Our results revealed an intriguing finding: the maximal anteroposterior ground reaction force (GRF) generated by the left leg increased during the post-fatigue phase compared to the pre-fatigue phase. Interestingly, no significant changes were observed in the medial–lateral and vertical components of GRF between the pre- and post-fatigue phases. This outcome challenges our initial second hypothesis, which suggested that reduced plantarflexion due to fatigue would negatively affect the generation of ground reaction forces (GRFs).

This unexpected result raises questions about the underlying mechanisms responsible for this phenomenon. Compensatory strategies or altered movement patterns [47,48,49] may have contributed to this increase in anteroposterior GRF. During the forward phase of a table tennis stroke, the athlete performs movements that involve kicking the ground with the right foot and rotating the body forward to the left. After striking the ball, the racket arm swings forward while the center of gravity shifts toward the left foot. These movements require precise coordination and balance. Gu et al. [35] found that fatigue significantly decreases the balance of athletes during table tennis multi-ball training, which suggests that fatigue-induced limitations in plantarflexion may disrupt balance and overall performance. To maintain balance and stability during these dynamic movements, athletes may need to exert greater force with their left foot to compensate for reduced plantarflexion. This compensatory force helps preserve coordination and stability, potentially explaining the increased anteroposterior GRF observed in the post-fatigue phase.

Understanding the impact of fatigue on GRF and plantarflexion provides valuable insights for athletes, coaches, and sports scientists. It highlights the importance of managing fatigue levels during training and competition while also emphasizing the need for strategies that enhance ankle flexibility and strength. Addressing these factors can help athletes optimize force production, reduce the risk of injury, and improve overall performance in table tennis.

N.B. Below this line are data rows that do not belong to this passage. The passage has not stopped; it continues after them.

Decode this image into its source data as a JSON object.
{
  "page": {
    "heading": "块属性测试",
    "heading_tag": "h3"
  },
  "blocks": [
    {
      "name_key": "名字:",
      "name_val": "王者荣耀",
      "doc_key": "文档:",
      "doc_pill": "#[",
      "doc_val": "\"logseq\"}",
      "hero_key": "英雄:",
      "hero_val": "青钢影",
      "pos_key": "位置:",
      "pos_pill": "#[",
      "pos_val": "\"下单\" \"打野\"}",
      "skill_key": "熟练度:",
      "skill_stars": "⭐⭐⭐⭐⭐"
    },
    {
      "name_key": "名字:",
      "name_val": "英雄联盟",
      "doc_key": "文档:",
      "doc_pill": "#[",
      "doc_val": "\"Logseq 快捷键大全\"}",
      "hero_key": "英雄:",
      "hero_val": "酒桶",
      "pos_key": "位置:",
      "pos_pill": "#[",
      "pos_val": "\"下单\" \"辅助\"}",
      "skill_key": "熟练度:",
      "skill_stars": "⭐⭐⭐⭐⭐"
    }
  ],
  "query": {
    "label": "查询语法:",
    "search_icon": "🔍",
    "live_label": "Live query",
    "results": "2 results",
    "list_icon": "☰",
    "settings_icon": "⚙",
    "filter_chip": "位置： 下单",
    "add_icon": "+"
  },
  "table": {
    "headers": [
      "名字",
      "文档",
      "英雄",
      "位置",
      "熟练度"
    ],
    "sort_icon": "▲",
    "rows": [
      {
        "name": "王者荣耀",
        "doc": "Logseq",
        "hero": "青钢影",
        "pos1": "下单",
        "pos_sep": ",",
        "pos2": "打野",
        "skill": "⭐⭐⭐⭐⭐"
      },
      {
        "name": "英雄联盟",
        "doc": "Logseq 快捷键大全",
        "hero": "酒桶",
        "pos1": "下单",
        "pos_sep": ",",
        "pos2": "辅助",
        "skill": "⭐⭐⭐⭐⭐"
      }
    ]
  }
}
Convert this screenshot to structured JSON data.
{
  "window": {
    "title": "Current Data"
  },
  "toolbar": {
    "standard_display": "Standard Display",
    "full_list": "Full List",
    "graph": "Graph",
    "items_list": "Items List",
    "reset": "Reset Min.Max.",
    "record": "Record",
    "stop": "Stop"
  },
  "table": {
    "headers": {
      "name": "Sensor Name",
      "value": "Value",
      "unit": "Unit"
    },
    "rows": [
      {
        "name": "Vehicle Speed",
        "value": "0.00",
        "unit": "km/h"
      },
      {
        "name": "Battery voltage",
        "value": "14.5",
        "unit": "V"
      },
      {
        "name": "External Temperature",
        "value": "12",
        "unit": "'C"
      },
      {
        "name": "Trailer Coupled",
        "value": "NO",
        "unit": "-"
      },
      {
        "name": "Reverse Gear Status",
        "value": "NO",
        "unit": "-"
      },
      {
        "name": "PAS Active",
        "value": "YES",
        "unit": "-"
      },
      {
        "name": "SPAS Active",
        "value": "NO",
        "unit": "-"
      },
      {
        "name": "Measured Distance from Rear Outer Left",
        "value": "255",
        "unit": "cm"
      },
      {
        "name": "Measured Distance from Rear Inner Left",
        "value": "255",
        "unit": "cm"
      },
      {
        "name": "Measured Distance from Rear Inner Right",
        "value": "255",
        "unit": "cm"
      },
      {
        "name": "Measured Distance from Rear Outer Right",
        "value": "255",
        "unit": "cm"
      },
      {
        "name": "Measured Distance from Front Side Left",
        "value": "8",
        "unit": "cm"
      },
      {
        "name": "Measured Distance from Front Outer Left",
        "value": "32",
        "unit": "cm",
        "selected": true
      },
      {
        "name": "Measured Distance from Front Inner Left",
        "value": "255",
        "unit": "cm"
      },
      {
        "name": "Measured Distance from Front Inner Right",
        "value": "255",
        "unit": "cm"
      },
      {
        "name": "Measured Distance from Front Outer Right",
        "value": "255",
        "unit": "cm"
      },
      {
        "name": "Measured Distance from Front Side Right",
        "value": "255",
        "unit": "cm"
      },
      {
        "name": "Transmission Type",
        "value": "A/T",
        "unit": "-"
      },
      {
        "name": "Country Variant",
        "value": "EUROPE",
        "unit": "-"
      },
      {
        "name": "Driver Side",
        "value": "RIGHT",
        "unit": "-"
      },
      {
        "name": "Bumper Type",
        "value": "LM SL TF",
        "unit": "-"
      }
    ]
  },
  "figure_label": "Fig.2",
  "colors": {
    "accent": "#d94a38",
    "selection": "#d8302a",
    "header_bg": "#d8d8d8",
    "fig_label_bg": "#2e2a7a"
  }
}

However, this study had certain limitations. The participant pool was limited to high-level athletes, which may restrict the generalizability of the findings to the broader population of table tennis players. Additionally, while we examined the relationship between ankle flexion and ground reaction forces, we did not directly assess the impact of these changes on specific performance outcomes such as shot accuracy or overall game success. Finally, this study focused solely on acute fatigue induced by a specific protocol, leaving the effects of long-term or chronic fatigue unexplored. Future research should address these limitations by including a more diverse sample of players, examining the direct effects of fatigue on performance outcomes, and investigating the impact of chronic fatigue. This would provide a more comprehensive understanding of fatigue’s role in table tennis and inform the development of effective training and injury prevention strategies.

5. Conclusions

This study demonstrated that fatigue significantly impacts muscle activity, ground reaction forces, and ankle flexibility in table tennis players, particularly highlighting the presence of asymmetrical muscle fatigue in the lower limbs. The decrease in muscle activity, especially in the right ankle flexors, leads to reduced joint flexibility, while the compensatory increase in anteroposterior ground reaction force in the left leg suggests adaptive strategies to maintain performance. These findings underscore the importance of managing fatigue levels, addressing muscle imbalances, and improving ankle flexibility and strength to optimize performance and reduce the risk of injuries in table tennis.